Deployment and evaluation of a system for ground-based measurement of cloud liquid water turbulent fluxes

Direct interception of windblown cloud water by forests has been dubbed ''occult deposition'' because it represents a hydrological input that is hidden from rain gauges. Eddy correlation studies of this phenomenon have estimated cloud water fluxes to vegetation yet have lacked estimates of error bounds. This paper presents an evaluation of instrumental and methodological errors for cloud liquid water fluxes to put such eddy correlation measurements in context.
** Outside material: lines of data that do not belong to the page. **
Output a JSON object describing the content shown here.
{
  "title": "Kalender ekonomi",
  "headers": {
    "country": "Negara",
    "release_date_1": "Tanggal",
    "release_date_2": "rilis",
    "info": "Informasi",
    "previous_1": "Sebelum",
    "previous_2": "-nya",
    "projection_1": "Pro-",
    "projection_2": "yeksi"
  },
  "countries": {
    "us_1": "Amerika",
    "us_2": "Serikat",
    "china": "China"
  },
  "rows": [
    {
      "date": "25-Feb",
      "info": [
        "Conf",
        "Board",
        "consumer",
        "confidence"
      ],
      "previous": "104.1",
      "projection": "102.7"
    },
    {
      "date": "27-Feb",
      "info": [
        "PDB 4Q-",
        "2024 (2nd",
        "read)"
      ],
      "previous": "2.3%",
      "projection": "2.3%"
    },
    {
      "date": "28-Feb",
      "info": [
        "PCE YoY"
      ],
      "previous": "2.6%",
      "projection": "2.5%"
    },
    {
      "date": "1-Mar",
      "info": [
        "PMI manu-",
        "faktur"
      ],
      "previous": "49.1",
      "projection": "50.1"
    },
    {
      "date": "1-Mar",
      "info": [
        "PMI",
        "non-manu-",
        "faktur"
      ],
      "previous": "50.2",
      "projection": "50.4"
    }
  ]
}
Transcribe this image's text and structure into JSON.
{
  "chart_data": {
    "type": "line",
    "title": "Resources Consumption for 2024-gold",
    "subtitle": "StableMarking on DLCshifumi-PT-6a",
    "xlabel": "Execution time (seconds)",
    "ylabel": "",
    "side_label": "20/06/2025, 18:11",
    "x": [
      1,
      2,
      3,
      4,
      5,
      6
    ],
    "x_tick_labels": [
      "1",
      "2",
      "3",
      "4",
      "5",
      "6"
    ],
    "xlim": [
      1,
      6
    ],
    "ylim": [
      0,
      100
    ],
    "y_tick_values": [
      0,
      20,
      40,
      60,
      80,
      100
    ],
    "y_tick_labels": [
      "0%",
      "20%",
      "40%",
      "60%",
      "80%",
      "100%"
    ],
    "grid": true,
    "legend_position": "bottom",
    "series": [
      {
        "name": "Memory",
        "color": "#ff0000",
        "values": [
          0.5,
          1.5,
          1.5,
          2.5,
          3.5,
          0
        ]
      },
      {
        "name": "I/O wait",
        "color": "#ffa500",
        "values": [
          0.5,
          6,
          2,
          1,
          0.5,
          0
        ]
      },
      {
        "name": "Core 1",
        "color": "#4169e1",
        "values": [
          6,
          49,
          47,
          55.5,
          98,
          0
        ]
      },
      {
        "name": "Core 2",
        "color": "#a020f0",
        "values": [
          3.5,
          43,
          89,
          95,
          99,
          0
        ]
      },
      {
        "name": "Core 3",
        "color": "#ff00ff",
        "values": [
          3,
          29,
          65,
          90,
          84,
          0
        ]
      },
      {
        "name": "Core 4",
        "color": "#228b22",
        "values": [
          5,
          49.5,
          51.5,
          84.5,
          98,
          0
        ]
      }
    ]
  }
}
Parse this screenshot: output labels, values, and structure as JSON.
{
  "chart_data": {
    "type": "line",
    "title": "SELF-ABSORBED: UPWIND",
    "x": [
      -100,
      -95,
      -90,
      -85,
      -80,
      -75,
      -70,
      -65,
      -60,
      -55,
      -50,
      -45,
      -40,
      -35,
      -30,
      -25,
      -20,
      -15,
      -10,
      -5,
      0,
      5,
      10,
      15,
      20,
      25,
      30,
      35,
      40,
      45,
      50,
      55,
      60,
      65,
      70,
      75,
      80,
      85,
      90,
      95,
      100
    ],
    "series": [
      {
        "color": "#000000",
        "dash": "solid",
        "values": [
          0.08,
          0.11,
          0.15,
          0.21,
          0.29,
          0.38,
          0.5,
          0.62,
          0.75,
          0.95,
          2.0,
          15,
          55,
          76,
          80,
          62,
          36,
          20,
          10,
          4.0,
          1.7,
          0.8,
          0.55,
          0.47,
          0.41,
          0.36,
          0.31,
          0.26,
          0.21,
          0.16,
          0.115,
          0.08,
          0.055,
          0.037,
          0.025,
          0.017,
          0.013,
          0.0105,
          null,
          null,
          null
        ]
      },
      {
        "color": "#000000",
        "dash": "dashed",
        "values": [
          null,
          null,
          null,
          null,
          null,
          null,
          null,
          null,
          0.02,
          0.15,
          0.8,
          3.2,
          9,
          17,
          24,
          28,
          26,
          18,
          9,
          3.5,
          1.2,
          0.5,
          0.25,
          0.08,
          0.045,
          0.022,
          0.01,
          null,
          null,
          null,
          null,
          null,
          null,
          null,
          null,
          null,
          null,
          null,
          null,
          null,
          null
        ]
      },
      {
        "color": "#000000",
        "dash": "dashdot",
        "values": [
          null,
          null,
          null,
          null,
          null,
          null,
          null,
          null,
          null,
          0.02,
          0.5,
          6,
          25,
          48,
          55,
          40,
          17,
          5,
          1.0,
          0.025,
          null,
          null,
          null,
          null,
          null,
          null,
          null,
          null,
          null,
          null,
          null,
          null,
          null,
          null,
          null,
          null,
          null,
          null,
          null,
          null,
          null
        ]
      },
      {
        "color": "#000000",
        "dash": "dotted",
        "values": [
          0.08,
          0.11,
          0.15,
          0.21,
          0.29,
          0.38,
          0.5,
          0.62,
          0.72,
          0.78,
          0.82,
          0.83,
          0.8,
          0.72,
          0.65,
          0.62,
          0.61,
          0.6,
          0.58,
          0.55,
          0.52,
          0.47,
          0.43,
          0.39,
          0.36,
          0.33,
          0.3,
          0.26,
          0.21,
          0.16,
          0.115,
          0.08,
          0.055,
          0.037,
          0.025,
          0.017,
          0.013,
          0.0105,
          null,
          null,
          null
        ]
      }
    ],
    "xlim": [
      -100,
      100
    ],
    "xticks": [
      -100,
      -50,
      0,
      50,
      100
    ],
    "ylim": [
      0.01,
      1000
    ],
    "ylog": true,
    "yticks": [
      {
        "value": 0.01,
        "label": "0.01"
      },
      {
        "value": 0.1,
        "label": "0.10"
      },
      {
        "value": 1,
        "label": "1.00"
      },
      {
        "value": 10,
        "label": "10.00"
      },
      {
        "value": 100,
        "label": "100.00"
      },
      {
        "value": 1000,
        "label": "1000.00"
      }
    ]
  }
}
Procedures for data acquisition, processing (including correction factors), and calibration testing of the particulate volume monitor (PVM) and forward-scattering spectrometer probe (FSSP) are detailed. Nearly 200 h of in-cloud data are analyzed for intercomparison of these instruments. Three methods of coordinate system rotation are investigated; the flux shows little sensitivity to the method used, and the difference between fluxes at different stations is even less sensitive to this choice. Side-by-side intercomparison of two PVMs and one FSSP leads to error bounds of 0.01-0.035 g m(-3) on half-hour mean cloud liquid water content (relative to typical values of 0.35 g m(-3)) and 2-3.5 mg m(-2) s(-1) on the surface-normal liquid water flux (typical magnitude of 7 mg m(-2) s(-1) for these data), depending on which instruments are compared.